With the race season over for the winter, it's time for racers to start building new setups. "Out with the old and in with the new," they say, right? So when our friend Jency from Do-It Dyno in Signal Hill, Calif., decided it was time to replace his jaw-dropping 700 wheel hp 2.0L GSR motor, we thought we should give it proper farewell, a Viking funeral fit for a legendary motor like this one. NX provided a "Gen-X" wet nitrous kit to make the beast's final dyno run a memorable one.
There is a vendetta wrinkle to this story, too. A few months back, a comment written by the publisher of a competing magazine caught my eye. In his column, he claimed to have "more horsepower in [his staff] parking lot than any of [his] competitors combined." He essentially proclaimed his team as the horsepower kings of the import magazine world. Personally, I don't think they "D-serve" that title (pun intended).
This was the plan: Take a motor that is already making 696 wheel hp, use the biggest jets the kit came with (.052 to be exact), and grab for the unit at about 7500rpm just to make sure we get a big power number whether or not the motor holds together.

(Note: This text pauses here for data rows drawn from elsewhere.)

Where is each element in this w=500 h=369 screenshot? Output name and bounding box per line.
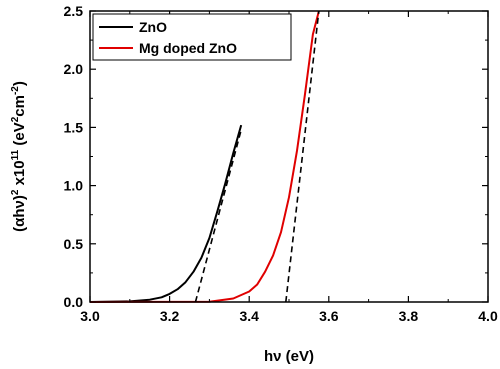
y-axis-title: (αhν)2 x1011 (eV2cm-2): [10, 81, 28, 232]
y-tick-label: 0.0: [64, 294, 84, 310]
series-layer: [89, 10, 320, 303]
x-tick-label: 3.4: [239, 308, 259, 324]
y-tick-label: 0.5: [64, 236, 84, 252]
y-tick-label: 2.5: [64, 3, 84, 19]
x-tick-label: 3.8: [399, 308, 419, 324]
plot-frame: [89, 10, 489, 303]
x-axis-title: hν (eV): [264, 348, 314, 365]
y-tick-label: 1.5: [64, 119, 84, 135]
x-tick-label: 4.0: [478, 308, 498, 324]
tauc-fit-line-zno: [194, 129, 243, 303]
legend-box: [92, 13, 292, 61]
legend-label-zno: ZnO: [139, 19, 167, 35]
series-line-mg-doped-zno: [89, 10, 320, 303]
ticks-layer: 3.0 3.2 3.4 3.6 3.8 4.0 0.0 0.5 1.0 1.5 2.0 2.5: [64, 3, 498, 324]
x-tick-label: 3.2: [160, 308, 180, 324]
x-tick-label: 3.6: [319, 308, 339, 324]
tauc-fit-line-mg-doped-zno: [285, 10, 320, 303]
legend: ZnO Mg doped ZnO: [92, 13, 292, 61]
series-line-zno: [89, 124, 243, 303]
y-tick-label: 1.0: [64, 178, 84, 194]
x-tick-label: 3.0: [80, 308, 100, 324]
legend-label-mg-doped-zno: Mg doped ZnO: [139, 40, 237, 56]
y-tick-label: 2.0: [64, 61, 84, 77]
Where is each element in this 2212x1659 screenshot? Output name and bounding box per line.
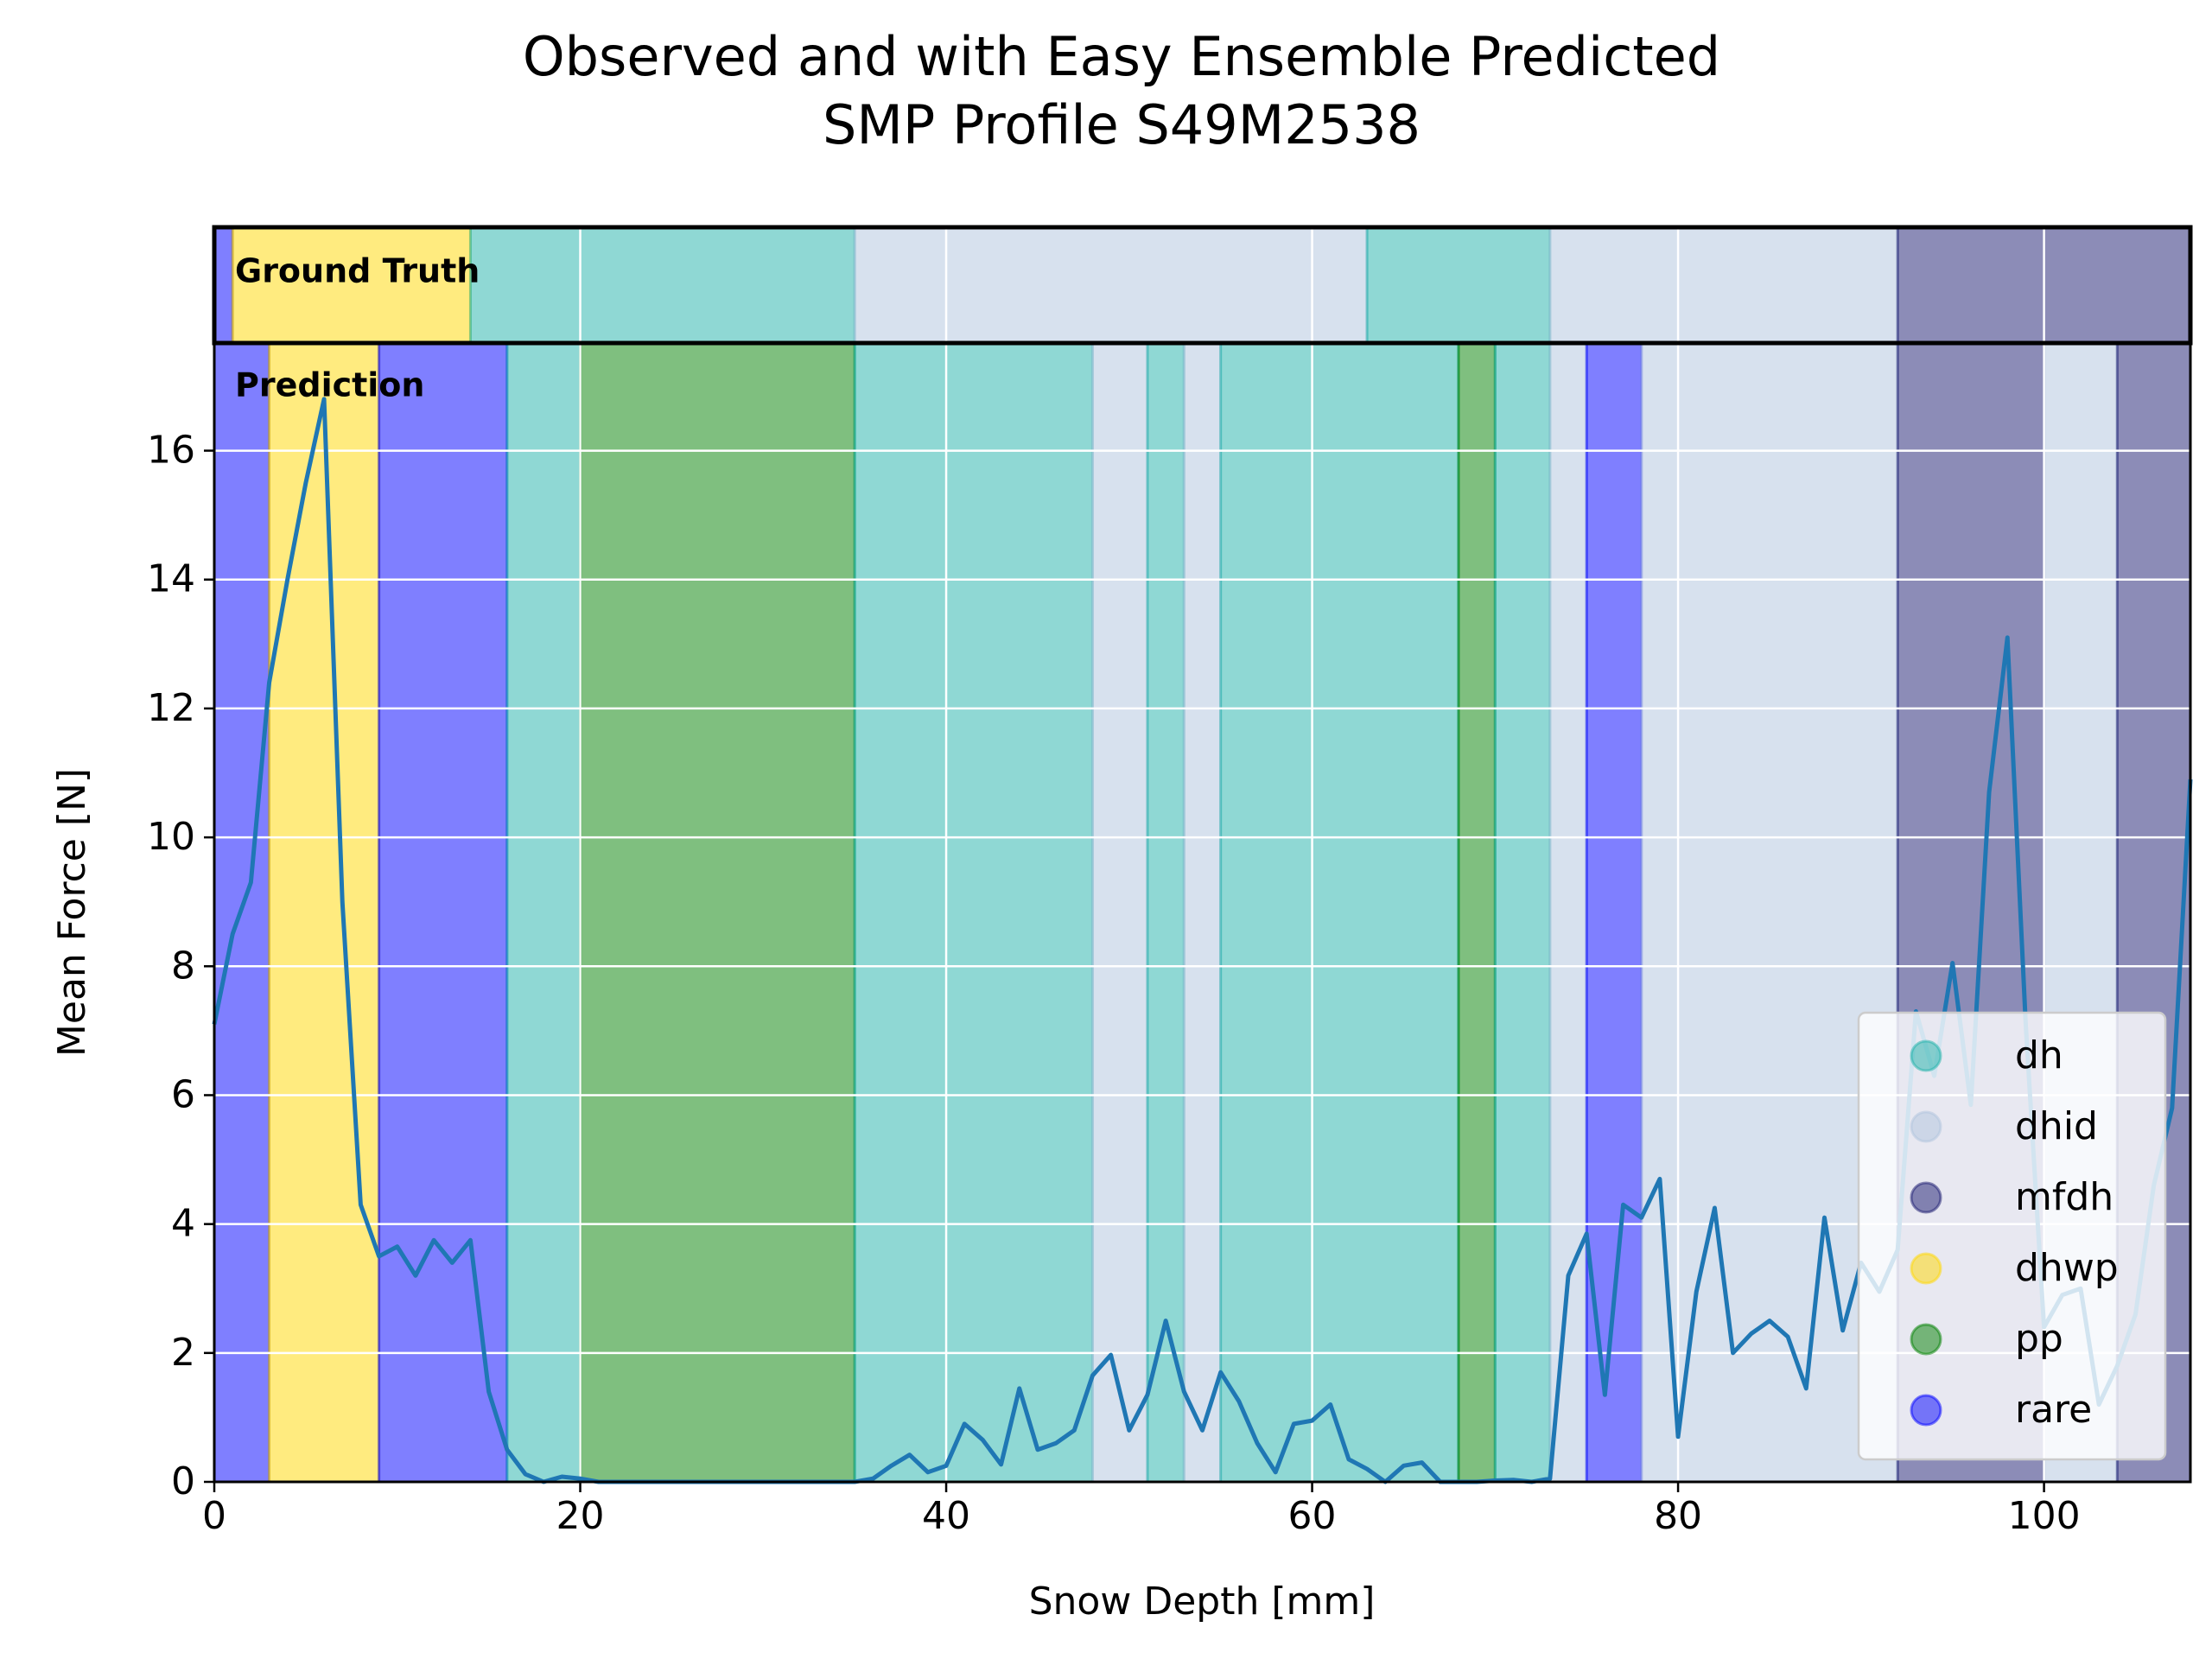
legend-label: pp	[2015, 1317, 2063, 1361]
ground_truth-band	[213, 226, 234, 345]
legend-marker	[1910, 1039, 1942, 1072]
x-tick-label: 0	[202, 1494, 226, 1538]
legend-label: mfdh	[2015, 1175, 2113, 1219]
legend-marker	[1910, 1110, 1942, 1143]
ground_truth-band	[1548, 226, 1899, 345]
prediction-band	[1182, 341, 1223, 1484]
prediction-band	[505, 341, 582, 1484]
legend-marker	[1910, 1323, 1942, 1356]
ground_truth-band	[853, 226, 1369, 345]
ground_truth-band	[468, 226, 856, 345]
y-tick-label: 0	[171, 1459, 195, 1503]
legend-label: rare	[2015, 1388, 2092, 1432]
prediction-label: Prediction	[235, 366, 424, 404]
plot-frame	[213, 341, 2192, 1484]
legend-marker	[1910, 1181, 1942, 1214]
y-tick-label: 14	[147, 557, 195, 601]
y-tick-label: 2	[171, 1331, 195, 1375]
prediction-band	[1548, 341, 1588, 1484]
legend: dh dhid mfdh dhwp pp rare	[1857, 1011, 2167, 1461]
y-tick-label: 16	[147, 429, 195, 473]
x-tick-label: 40	[922, 1494, 970, 1538]
y-tick-label: 8	[171, 944, 195, 988]
prediction-band	[1493, 341, 1552, 1484]
x-tick-label: 60	[1288, 1494, 1337, 1538]
legend-marker	[1910, 1394, 1942, 1427]
legend-box	[1857, 1011, 2167, 1461]
x-tick-label: 20	[556, 1494, 605, 1538]
prediction-band	[579, 341, 856, 1484]
x-tick-label: 100	[2008, 1494, 2081, 1538]
chart-subtitle: SMP Profile S49M2538	[823, 93, 1421, 156]
prediction-band	[1146, 341, 1185, 1484]
prediction-band	[1457, 341, 1497, 1484]
prediction-band	[853, 341, 1094, 1484]
y-tick-label: 6	[171, 1072, 195, 1116]
prediction-band	[268, 341, 381, 1484]
y-axis-label: Mean Force [N]	[50, 768, 94, 1057]
x-axis-label: Snow Depth [mm]	[1029, 1580, 1376, 1624]
x-tick-label: 80	[1654, 1494, 1702, 1538]
ground_truth-band	[231, 226, 472, 345]
ground_truth-band	[1365, 226, 1552, 345]
prediction-band	[1219, 341, 1460, 1484]
y-tick-label: 10	[147, 815, 195, 859]
legend-marker	[1910, 1252, 1942, 1285]
legend-label: dhwp	[2015, 1246, 2119, 1290]
prediction-band	[1090, 341, 1149, 1484]
y-tick-label: 12	[147, 686, 195, 730]
legend-label: dh	[2015, 1033, 2063, 1077]
ground-truth-label: Ground Truth	[235, 252, 480, 290]
legend-label: dhid	[2015, 1104, 2098, 1148]
prediction-band	[378, 341, 509, 1484]
y-tick-label: 4	[171, 1202, 195, 1246]
chart-title: Observed and with Easy Ensemble Predicte…	[523, 25, 1720, 88]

Trust me, we had no intentions of keeping this motor together. The connecting rods in this setup were rated for about 100 wheel hp less than we were already making off the bottle. There is always a weakest link.
With more than 30 people there to witness the mayhem, the night turned into a huge event. A pool was even drawn to bet on the final power number, with side bets about whether the motor would hold, or which cylinder would throw a rod. Don't let the feds know, but we probably had a few hundred dollars up for grabs that night. (Do-it is a dyno shop; it's only an illegal gambling ring after hours, right Bubba?)
After a fun night full of everything that made us car guys in the first place, the motor threw a rod through the number 2 cylinder, but not before making an extraordinary 832.5 wheel hp and 529.5 lb-ft of torque.
Our "parking lot" may only contain an unprecedented N/A, pump gas, emissions passing, 311 wheel hp, 222 lb-ft DC5; a 312 wheel hp supercharged S2K; a 200-plus wheel hp Type-R EG; and an EK racecar that has anywhere from 150 to 450 wheel hp depending on the day. But we blow up an 800 wheel hp B-series for fun. Last time I checked, a certain sharp-tongued publisher wouldn't dare blow up his 5,000,000 hp Skyline in the name of a fun night and a story that is more pertinent (and entertaining) than bolting some obscure JDM intake manifold on an RB26 that none of his readers will ever have anyway.
While we believe wholeheartedly that it is unprofessional to rip on competitors in print, we are not the kind of people who will just stick our heads in the sand while shots are being fired at us. Honda Tuning is the most passionate, unadulterated, true-to-life magazine covering the scene today. The competition can, and will, keep saying otherwise. We'll continue to prove them wrong.